(PG-13) 2.5 StarsEd Johnson-Ott

I was ready for The Island. After the gloom of Star Wars: Revenge of the Sith, Batman Begins and War of the Worlds, and the chintzy heroics of Fantastic Four, I was in the mood for a traditional summer quasi sci-fi action blockbuster. Something big. Something stupid. Something like The Island, the latest from Michael Bay, director of Armageddon, Pearl Harbor and other cheeseball opuses. Jordan Two-Delta (Scarlett Johansson) fights to reveal the truth.

Bay delivers, more or less. The Island starts off with a highly derivative, but still intriguing premise, then devolves into a series of overblown chase scenes employing computer graphics, real-life stuntmen and massive sets, before wrapping up with a phenomenally implausible rescue attempt. Though not as entertaining as I'd hoped, the movie gets the job done, but it requires that viewers are willing to turn off their brains. Absolutely. I'm not kidding here. You must question nothing, no matter how preposterous. The logic employed in this flick is as fragile as an Etch-a-Sketch landscape. Don't shake it up by thinking.

The story, ripped off from Logan's Run, Coma and The Clonus Horror, goes like this: In 2019, a large group of people (two attractive movie stars and a horde of character actors) live a highly-ordered life in a dull, antiseptic underground refuge. They are survivors of a catastrophe that killed the rest of mankind. The only other habitable place on Earth is a distant paradise known as the Island. Each week a lottery is held and the winner gets to move to the Island where they can bask in the sunshine for the rest of their life. The dreary existence of the residents is made bearable by the hope of the lottery.

Alas, as anyone that saw a TV commercial for the movie can attest, everything the residents believe is a lie. In fact, they are the clones of wealthy or influential people in the still-thriving outside world, created by the evil Dr. Merrick (Sean Bean) as organ gardens. To appease his customers, Merrick tells them that the clones are kept in a permanent vegetative state and that the minds never achieve consciousness. Bad doctor!

All hell breaks loose when clone Lincoln Six Echo (Ewan McGregor) finds out that the Island is a lie and that all the lottery champions were killed for their body parts. Snagging his pal Jordan Two Delta (Scarlett Johansson), the most recent "winner," he escapes the complex, aided by McCord (Steve Buscemi), a caustic, but sympathetic maintenance worker. Dr.
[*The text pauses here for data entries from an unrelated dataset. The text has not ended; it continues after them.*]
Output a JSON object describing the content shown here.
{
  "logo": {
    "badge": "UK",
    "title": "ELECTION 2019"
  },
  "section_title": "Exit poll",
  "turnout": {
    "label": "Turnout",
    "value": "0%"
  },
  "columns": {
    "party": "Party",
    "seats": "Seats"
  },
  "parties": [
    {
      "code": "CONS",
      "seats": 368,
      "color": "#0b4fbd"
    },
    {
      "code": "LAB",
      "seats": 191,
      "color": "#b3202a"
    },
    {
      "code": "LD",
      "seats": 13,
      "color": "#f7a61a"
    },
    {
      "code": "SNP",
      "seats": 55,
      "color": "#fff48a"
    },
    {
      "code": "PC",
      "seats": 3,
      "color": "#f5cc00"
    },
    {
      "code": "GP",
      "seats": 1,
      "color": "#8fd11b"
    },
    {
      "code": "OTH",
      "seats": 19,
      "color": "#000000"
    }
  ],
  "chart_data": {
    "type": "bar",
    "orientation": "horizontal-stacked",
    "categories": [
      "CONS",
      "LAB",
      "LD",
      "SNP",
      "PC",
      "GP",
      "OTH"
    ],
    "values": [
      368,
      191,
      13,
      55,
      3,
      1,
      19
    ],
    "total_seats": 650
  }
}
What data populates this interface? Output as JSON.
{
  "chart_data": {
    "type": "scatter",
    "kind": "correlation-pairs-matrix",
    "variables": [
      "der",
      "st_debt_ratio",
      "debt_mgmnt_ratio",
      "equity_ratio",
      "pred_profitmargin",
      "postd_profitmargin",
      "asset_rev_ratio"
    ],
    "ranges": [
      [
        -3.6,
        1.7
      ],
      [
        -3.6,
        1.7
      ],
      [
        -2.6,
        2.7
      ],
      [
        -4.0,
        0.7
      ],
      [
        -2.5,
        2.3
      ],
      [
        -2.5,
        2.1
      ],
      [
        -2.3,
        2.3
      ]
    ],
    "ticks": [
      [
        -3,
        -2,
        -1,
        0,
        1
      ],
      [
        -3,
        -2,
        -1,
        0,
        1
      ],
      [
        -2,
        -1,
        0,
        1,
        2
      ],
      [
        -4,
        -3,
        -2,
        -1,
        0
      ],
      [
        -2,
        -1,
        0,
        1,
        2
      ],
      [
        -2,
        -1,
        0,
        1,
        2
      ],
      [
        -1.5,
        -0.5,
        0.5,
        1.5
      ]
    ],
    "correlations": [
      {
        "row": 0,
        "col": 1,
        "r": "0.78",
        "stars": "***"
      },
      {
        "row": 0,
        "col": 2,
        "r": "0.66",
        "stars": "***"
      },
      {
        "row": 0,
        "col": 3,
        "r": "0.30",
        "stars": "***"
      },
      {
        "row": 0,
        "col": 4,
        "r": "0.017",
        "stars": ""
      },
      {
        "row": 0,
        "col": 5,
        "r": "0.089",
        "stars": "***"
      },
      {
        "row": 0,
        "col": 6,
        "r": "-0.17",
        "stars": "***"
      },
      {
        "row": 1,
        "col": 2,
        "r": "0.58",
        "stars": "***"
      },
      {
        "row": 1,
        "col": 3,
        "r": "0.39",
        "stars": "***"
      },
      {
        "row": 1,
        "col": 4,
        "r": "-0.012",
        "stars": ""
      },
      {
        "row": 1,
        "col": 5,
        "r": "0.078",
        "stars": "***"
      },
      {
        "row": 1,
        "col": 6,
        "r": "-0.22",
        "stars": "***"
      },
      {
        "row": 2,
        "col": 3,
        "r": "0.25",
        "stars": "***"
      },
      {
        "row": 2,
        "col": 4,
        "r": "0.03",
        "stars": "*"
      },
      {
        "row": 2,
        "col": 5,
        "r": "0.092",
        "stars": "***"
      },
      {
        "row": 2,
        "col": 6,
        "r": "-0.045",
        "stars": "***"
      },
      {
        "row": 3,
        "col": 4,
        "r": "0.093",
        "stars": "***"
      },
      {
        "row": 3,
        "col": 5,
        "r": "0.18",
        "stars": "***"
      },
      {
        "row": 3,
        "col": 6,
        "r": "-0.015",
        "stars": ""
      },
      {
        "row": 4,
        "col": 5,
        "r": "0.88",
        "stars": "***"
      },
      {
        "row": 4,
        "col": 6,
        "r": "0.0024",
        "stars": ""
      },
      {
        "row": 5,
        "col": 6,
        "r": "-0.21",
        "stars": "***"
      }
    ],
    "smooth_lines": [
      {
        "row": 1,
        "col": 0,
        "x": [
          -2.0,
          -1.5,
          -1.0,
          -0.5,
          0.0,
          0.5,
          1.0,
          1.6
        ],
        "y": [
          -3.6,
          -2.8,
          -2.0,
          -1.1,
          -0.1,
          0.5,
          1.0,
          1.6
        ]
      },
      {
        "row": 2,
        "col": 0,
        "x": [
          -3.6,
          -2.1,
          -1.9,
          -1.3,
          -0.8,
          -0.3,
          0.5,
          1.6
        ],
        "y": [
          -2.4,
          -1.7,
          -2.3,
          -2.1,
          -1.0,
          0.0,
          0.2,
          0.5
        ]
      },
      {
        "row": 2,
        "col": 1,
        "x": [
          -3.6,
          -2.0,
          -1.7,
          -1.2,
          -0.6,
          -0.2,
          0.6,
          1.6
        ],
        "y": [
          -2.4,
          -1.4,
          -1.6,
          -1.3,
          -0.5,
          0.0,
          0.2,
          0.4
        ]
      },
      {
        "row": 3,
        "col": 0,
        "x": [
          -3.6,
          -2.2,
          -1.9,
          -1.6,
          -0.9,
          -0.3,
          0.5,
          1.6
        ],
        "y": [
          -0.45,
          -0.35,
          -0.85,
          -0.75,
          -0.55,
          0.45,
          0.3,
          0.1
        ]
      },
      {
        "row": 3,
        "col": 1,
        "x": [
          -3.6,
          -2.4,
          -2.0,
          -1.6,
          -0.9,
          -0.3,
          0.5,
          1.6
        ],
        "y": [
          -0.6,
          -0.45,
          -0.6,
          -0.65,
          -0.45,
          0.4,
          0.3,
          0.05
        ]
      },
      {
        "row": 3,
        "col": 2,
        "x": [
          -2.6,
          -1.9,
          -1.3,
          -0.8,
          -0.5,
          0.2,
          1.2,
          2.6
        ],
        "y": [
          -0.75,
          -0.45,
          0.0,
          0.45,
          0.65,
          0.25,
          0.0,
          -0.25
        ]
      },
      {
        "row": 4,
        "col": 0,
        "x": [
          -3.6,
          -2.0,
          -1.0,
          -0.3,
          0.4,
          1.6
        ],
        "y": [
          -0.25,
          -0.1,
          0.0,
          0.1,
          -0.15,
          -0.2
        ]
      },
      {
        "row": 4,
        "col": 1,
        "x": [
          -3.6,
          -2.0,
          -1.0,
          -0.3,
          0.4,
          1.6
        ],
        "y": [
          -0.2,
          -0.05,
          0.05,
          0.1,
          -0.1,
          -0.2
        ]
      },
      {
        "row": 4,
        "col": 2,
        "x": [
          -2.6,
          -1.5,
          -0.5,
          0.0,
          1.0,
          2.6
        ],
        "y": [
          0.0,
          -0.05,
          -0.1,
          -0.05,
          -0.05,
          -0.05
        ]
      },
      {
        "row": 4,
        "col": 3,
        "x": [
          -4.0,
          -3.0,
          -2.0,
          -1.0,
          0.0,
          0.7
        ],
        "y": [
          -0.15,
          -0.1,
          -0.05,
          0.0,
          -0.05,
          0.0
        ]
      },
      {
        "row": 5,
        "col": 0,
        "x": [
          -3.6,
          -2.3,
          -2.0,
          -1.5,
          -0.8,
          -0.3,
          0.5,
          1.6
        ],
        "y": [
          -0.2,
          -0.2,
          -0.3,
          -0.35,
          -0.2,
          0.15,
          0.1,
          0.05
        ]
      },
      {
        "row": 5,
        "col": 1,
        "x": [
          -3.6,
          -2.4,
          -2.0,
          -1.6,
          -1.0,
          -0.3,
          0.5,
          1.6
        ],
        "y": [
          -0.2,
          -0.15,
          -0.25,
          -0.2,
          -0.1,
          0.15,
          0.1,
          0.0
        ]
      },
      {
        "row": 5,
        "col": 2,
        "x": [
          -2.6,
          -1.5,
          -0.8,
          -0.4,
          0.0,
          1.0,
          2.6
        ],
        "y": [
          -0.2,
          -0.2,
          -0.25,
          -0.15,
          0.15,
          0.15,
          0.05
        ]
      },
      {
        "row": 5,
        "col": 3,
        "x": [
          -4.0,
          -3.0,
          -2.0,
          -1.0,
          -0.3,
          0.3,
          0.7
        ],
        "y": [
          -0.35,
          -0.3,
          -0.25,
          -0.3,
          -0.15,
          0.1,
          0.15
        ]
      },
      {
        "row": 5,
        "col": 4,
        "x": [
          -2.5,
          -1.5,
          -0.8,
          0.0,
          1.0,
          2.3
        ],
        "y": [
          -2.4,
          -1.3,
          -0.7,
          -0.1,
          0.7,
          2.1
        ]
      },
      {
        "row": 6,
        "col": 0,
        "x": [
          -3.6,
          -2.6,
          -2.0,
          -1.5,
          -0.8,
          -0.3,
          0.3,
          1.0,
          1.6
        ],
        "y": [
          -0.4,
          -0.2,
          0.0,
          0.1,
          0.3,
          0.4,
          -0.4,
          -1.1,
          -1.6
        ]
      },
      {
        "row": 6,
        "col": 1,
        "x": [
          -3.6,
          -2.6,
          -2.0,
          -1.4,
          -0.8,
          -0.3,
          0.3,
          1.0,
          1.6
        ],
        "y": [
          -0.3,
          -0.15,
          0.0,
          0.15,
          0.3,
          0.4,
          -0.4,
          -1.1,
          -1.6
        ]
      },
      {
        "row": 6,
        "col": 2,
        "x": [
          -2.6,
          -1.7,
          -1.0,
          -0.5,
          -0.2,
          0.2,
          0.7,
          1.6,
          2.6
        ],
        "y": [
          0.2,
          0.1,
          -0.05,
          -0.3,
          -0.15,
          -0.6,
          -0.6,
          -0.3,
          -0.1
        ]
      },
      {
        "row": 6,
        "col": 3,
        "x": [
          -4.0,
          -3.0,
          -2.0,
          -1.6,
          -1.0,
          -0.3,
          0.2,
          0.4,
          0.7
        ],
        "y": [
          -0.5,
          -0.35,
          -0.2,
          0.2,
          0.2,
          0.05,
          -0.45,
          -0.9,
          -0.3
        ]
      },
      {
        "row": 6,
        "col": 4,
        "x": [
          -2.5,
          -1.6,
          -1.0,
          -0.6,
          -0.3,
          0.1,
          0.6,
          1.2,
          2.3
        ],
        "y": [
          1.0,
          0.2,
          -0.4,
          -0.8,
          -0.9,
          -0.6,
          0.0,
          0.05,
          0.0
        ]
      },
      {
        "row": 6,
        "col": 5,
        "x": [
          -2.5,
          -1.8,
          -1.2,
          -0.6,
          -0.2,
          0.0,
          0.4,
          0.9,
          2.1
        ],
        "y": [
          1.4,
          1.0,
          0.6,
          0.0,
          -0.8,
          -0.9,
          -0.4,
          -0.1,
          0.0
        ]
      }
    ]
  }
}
Merrick quickly hires ex-Special Forces commander Albert Laurent (Djimon Hounsou) and his troops (they are very bad at their jobs) to capture the clones before they spill the beans and wreck his creepy empire. And so the chase is on, with all the splashy visuals and loud noises you would expect from Michael Bay.

As he did with Armageddon, Bay peoples his big budget movie mostly with actors from the world of indie films. Scarlett Johansson is best known for her star-making performance in Lost in Translation, a charming, evocative little film which apparently bored the bejeesus out of the general public, many of whom dropped me a line to voice their displeasure. Ewan McGregor is famed for his work as a Jedi master in the recent Star Wars trilogy, but before that he was known as a respected indie actor prone to displaying his penis on screen (those wishing to check out his kenobi should rent The Pillow Book, a beautiful, meditative film that will likely bore the bejeesus out of the general audience). Both actors are serviceable here, though Johansson's performance is perhaps a bit too airy. Steve Buscemi makes a strong impression during his too-brief appearance, and the rest of the cast is fine.

The Island succeeds, barely, as escapist fare pretending to be something more. You would be well-served to remind yourself that it isn't before the theater goes dark. Just keep saying, "This is a Michael Bay movie. Stupid is as stupid does."